NRC – Evaluation of the Youth Education Pack Projects in Afghanistan
The Youth Education Pack project targets male and female youth in Herat, Faryab and Nangarhar in Afghanistan. It provides life skills training, vocational training and literacy and numeracy training to vulnerable and illiterate youth under poverty level. The target group includes refugees, returnees and IDPs along with host communities. This report is an evaluation of the YEP project using the OECD-DAC criteria and substantive quantitative, qualitative and contextual information from the field.
IOM – Afghanistan Migration Profile
The first Migration Profile for Afghanistan is a tool for enhancing policy coherence, evidence-based policymaking and the mainstreaming of migration into development planning. Due to security challenges and limited institutional capacities in data collection, a lack of reliable migration data poses challenges to policymakers in Afghanistan to develop appropriate migration policies and relevant migration programmes.
It provides detailed information on the migration patterns in Afghanistan with a focus on circular migration and remittances.
Today refugee movements no longer characterize the primary source of Afghan migration.
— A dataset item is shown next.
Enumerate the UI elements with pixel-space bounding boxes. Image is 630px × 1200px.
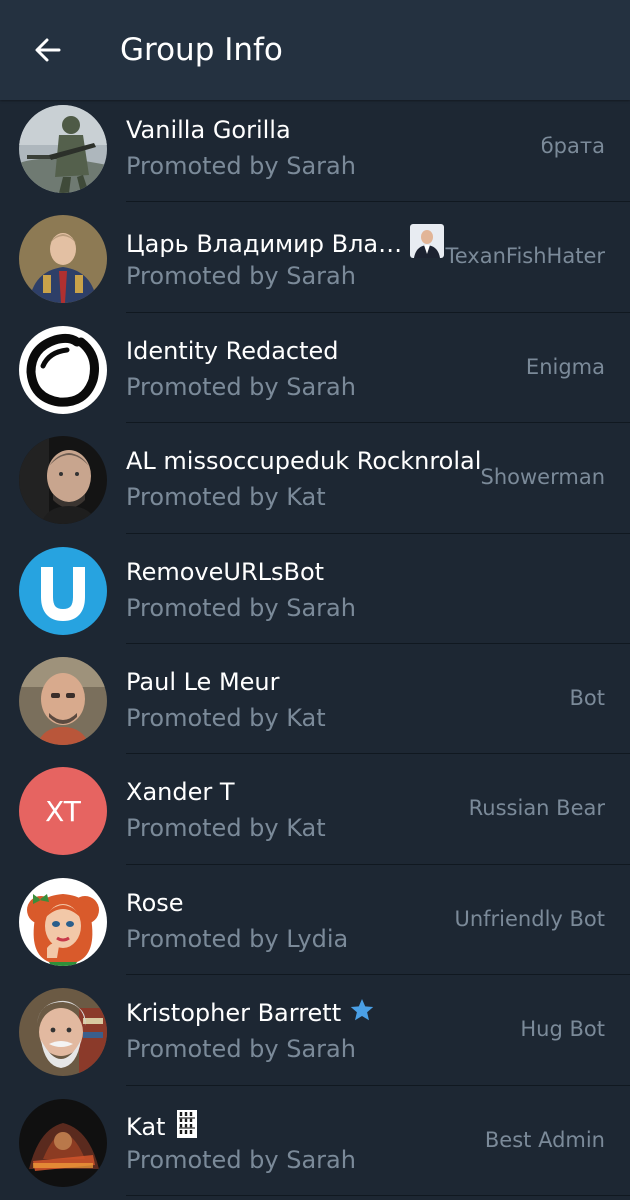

Migration in search of livelihoods is currently the primary reason for migration and this occurs through rural–urban migration in Afghanistan or circular migration patterns as Afghans cross into Pakistan and/or the Islamic Republic of Iran.
The Migration Profile is structured in five main parts: Part A: Afghanistan – A Country in Context, Part B: Migration Trends and Migration Characteristics, Part C: Impacts of Migration, Part D: Migration Governance, Part E: Key Findings, Policy Implications and Recommendations.
NRC – Strengthening HLP Rights for Displaced Women in Afghanistan
This report was authored by the Norwegian Refugee Council with research conducted by Samuel Hall and NRC. The objective of the study is to summarise trends from NRC’s legal case analysis and identify the challenges faced by displaced women in accessing their housing, land and property (HLP) rights. This study offers evidence and guidance for policymakers and NRC to help eliminate – not just outcomes – of gender inequality.